Wind power usage is growing at a steady rate. In the U.S., Texas plans to unleash a massive amount of capacity by connecting remote areas with turbines to their main power grid. In China, wind power is growing so fast the targets have to be constantly be revised upwards.
However, for all its potential, wind power has some key criticisms. One major problem is the noise. When wind turbines are placed in populated areas the noise they make when displacing air can be unpleasant. It can range from a whistle to a clatter. As a result, turbines in populated areas are forced to artificially limit their speeds to lower noise. This however results in lower power output.
Now researchers at the Fraunhofer-Gesellschaft Institute have developed technology to effectively cancel this noise, allowing full-speed operation. To accomplish this, they first identified the significant sources of noise -- the rotor blades and the cogwheels in the gear box. They then examined how these sources transmit vibrations into the central tower, causing it to produce a whining pitch that is considered very unpleasant.
André Illgen, a research associate at the Fraunhofer Institute for Machine Tools and Forming Technology IWU in Dresden, explains, "People find these monotone sounds particularly unpleasant, rather like the whining of a mosquito."
As the wind speed varies, the pitch of the noise varies as well. This makes cheaper passive dampening systems ineffective. Current active dampening solutions work better, but they are typically expensive and require rebuilding of the gearbox, as well.
Researchers with IWU worked with a number of other teams -- including researchers from Schirmer GmbH, ESM Energie- and Schwingungstechnik Mitsch GmbH and the Dr. Ziegler engineering office -- to develop a better active dampening solution. The researchers first attached sensors to the gearbox which measured vibrations from the gears and rotors. This information is passed to a control system.
After processing the control system sends a signal to piezoelectrics on the gearbox's bearings that connect it to the pylon. The piezoelectrics transform electric control signals into precise mechanical vibration. The control unit uses this vibration to counteract the resonance in the system, by "pushing" in the exact opposite direction. The researchers describe this as creating an "anti-sound".

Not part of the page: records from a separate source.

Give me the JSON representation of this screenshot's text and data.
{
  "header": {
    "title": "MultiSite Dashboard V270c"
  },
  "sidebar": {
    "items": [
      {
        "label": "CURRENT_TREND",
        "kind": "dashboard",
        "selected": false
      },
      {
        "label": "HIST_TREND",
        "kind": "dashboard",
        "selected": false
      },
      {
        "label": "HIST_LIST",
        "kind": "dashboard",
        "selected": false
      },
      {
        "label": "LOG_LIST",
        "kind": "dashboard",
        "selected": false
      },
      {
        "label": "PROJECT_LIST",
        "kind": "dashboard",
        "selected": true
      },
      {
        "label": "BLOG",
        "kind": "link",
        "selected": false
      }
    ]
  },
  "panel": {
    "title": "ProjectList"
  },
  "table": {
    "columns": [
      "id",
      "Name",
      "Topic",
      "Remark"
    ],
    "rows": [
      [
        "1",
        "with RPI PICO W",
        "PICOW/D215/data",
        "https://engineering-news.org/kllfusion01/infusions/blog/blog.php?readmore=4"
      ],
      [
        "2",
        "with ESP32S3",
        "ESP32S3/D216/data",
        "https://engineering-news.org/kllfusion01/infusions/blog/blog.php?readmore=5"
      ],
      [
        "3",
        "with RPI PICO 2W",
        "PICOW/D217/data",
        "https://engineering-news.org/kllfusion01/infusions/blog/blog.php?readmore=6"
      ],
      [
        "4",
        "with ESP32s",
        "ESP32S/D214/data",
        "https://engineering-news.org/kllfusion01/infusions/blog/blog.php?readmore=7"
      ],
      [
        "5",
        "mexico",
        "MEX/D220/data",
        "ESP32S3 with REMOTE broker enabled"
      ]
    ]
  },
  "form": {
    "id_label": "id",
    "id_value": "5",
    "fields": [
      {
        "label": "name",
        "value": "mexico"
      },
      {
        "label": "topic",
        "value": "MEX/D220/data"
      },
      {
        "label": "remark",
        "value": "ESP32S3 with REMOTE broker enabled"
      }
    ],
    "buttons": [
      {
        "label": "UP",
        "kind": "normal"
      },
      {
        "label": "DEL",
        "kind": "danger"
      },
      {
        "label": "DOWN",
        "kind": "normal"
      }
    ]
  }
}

While this kind of sound dampening technology is common in other fields, the key aspect of the research was the adaptation of it to the windmill form factor. The new tech is mountable and should be relatively inexpensive.
Researchers already have tested a working scale model. They plan to soon begin full field tests. Assuming they continue in their early success, one of the major complaints about wind power may soon be on its way to being removed. The speed may still need to be limited to protect the turbines in heavier winds, but overall this will raise their operational speed and output.